Lee would go online in 2018, becoming Duke's first nuclear plant to open since Catawba went online in 1985. Duke is seeking a federal construction and operating license for the new plant.
In her new position, Ruff will report directly to chairman and chief executive Jim Rogers, which she does not now do.
Nuclear energy provides about half of Duke's electric generation in the Carolinas, with coal providing most of the rest. Ruff said she expects that proportion to hold steady in coming decades, and Rogers said in a statement that the utility anticipates more nuclear generation in the two states.
Brett Carter, now senior vice president of customer service and business development, will replace Ruff as president of Duke Energy Carolinas.
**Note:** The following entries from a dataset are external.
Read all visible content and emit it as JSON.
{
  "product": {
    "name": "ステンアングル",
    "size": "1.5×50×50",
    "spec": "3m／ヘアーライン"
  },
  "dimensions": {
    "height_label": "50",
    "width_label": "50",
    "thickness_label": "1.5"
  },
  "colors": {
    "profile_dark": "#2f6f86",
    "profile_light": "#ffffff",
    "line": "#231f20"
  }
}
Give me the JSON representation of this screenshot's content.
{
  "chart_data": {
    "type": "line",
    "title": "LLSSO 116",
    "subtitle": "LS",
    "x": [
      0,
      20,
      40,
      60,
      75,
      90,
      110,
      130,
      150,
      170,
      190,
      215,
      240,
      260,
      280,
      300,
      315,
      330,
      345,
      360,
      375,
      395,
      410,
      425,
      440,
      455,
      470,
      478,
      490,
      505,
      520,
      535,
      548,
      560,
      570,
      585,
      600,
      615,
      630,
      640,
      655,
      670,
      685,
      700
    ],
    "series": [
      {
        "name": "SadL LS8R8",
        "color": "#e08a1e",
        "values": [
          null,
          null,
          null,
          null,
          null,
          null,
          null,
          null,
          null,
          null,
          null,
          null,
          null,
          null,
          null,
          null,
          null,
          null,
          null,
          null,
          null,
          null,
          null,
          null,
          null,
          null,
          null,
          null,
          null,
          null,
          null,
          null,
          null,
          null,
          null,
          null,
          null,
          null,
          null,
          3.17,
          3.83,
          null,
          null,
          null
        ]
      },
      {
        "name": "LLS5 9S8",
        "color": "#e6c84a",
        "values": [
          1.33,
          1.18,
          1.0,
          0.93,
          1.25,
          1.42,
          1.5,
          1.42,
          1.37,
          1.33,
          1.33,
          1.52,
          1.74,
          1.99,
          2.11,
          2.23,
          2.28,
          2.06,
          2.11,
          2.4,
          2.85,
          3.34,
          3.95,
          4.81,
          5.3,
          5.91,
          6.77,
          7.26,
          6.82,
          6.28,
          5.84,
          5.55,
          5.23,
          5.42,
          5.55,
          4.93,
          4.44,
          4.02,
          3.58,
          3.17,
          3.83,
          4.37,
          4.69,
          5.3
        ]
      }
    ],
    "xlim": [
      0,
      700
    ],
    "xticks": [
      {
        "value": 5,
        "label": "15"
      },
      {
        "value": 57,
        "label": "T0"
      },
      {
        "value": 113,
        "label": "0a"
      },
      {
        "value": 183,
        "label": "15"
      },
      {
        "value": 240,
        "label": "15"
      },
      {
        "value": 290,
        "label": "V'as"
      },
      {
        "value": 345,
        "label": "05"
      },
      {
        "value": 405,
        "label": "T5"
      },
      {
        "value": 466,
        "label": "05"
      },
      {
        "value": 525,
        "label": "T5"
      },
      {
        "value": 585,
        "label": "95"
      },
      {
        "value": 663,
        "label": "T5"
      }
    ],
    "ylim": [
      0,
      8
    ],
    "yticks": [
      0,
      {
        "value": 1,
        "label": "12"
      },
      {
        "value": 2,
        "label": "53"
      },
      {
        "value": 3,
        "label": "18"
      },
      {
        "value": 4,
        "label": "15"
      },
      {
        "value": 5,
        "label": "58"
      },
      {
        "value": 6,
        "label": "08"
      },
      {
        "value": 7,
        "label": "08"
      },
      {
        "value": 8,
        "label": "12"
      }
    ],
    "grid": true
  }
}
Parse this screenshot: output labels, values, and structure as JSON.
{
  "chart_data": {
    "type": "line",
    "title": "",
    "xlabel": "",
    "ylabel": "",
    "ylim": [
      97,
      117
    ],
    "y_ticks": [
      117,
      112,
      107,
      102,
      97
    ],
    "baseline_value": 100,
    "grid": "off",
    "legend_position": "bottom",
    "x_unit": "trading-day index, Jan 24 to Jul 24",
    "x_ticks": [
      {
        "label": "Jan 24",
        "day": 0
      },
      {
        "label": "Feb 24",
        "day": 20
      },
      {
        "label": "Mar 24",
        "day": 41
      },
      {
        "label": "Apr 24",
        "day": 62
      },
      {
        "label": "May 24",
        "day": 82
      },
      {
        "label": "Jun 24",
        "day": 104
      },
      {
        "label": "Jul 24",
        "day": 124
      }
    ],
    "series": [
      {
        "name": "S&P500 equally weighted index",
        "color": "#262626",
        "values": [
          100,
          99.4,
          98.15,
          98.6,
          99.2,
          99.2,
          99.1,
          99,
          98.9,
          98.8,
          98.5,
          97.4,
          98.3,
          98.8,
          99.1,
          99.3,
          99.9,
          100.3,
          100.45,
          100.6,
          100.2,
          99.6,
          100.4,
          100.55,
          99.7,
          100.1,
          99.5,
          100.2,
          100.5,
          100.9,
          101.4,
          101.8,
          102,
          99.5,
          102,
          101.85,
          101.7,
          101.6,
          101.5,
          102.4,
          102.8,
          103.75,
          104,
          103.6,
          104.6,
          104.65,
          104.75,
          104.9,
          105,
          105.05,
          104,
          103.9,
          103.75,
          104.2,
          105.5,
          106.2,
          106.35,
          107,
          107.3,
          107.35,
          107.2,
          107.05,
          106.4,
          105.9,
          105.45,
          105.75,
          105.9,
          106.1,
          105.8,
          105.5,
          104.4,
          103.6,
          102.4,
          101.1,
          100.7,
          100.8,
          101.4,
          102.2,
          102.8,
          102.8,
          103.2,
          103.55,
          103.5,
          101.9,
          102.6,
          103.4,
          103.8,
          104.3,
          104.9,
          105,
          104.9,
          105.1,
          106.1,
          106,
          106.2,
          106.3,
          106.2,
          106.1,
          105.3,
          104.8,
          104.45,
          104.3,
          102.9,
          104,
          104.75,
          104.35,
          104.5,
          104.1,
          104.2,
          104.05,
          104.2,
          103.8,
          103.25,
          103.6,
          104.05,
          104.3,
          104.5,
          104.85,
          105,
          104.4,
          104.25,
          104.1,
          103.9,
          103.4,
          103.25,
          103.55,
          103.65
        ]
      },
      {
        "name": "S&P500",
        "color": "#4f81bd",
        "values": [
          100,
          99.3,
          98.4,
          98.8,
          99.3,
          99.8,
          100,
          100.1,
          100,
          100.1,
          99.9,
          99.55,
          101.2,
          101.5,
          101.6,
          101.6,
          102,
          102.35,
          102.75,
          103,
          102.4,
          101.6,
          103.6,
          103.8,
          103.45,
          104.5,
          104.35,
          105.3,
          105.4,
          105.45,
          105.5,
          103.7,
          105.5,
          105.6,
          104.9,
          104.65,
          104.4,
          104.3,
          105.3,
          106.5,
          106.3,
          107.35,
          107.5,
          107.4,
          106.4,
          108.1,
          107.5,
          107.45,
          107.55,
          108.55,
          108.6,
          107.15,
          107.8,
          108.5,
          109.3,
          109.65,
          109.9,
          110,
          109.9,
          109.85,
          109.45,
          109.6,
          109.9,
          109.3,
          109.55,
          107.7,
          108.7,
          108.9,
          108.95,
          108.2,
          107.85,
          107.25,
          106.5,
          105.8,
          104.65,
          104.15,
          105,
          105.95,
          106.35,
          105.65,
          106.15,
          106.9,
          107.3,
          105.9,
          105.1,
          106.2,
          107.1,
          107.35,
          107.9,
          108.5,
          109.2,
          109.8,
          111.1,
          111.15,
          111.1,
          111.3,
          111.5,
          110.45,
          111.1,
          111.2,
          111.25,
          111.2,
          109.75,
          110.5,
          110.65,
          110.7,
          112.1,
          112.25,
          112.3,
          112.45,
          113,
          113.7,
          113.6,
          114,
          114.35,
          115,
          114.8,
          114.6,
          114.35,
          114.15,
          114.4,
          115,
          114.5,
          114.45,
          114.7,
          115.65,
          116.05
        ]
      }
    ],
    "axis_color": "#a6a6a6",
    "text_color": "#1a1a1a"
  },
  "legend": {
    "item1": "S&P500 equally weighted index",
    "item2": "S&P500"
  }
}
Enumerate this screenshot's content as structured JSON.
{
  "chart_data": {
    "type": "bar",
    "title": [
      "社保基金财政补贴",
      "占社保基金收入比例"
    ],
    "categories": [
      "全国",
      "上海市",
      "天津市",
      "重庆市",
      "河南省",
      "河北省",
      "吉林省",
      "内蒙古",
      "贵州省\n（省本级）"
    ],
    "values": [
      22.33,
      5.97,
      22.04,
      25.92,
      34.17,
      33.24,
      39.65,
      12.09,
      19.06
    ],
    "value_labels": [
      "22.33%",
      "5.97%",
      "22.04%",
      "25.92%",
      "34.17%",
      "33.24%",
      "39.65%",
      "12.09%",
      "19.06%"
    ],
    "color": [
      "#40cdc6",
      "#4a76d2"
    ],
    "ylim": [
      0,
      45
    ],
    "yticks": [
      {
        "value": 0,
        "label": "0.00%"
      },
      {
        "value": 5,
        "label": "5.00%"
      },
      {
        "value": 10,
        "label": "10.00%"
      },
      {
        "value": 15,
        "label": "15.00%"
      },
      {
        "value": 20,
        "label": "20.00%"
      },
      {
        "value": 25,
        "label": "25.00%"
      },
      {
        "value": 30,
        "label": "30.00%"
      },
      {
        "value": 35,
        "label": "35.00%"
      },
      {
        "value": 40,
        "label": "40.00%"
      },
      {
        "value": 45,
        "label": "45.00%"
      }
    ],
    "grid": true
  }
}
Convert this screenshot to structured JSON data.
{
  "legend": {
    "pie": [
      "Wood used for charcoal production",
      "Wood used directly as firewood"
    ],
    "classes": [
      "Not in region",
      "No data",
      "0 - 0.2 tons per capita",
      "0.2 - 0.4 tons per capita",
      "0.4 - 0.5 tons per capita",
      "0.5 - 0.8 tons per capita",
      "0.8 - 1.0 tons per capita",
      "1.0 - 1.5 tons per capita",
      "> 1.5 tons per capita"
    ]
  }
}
He will be responsible for rate and regulatory issues, managing government relations, economic development and community affairs.
Carter joined Duke in 2005. He previously worked as a vice president for Aquila, an electric and gas company in Kansas City, Mo., that has since been sold to Great Plains Energy and Black Hills Corp.
In other key changes, Sandra Meyer, now president of Duke Energy Ohio and Duke Energy Kentucky, will become senior vice president of power delivery for U.S. Franchised Electric and Gas. That division handles the electric transmission and distribution systems in Duke's five-state service area.
Julie Janson replaces Meyer, moving from her current post as senior vice president of ethics and compliance, and corporate secretary.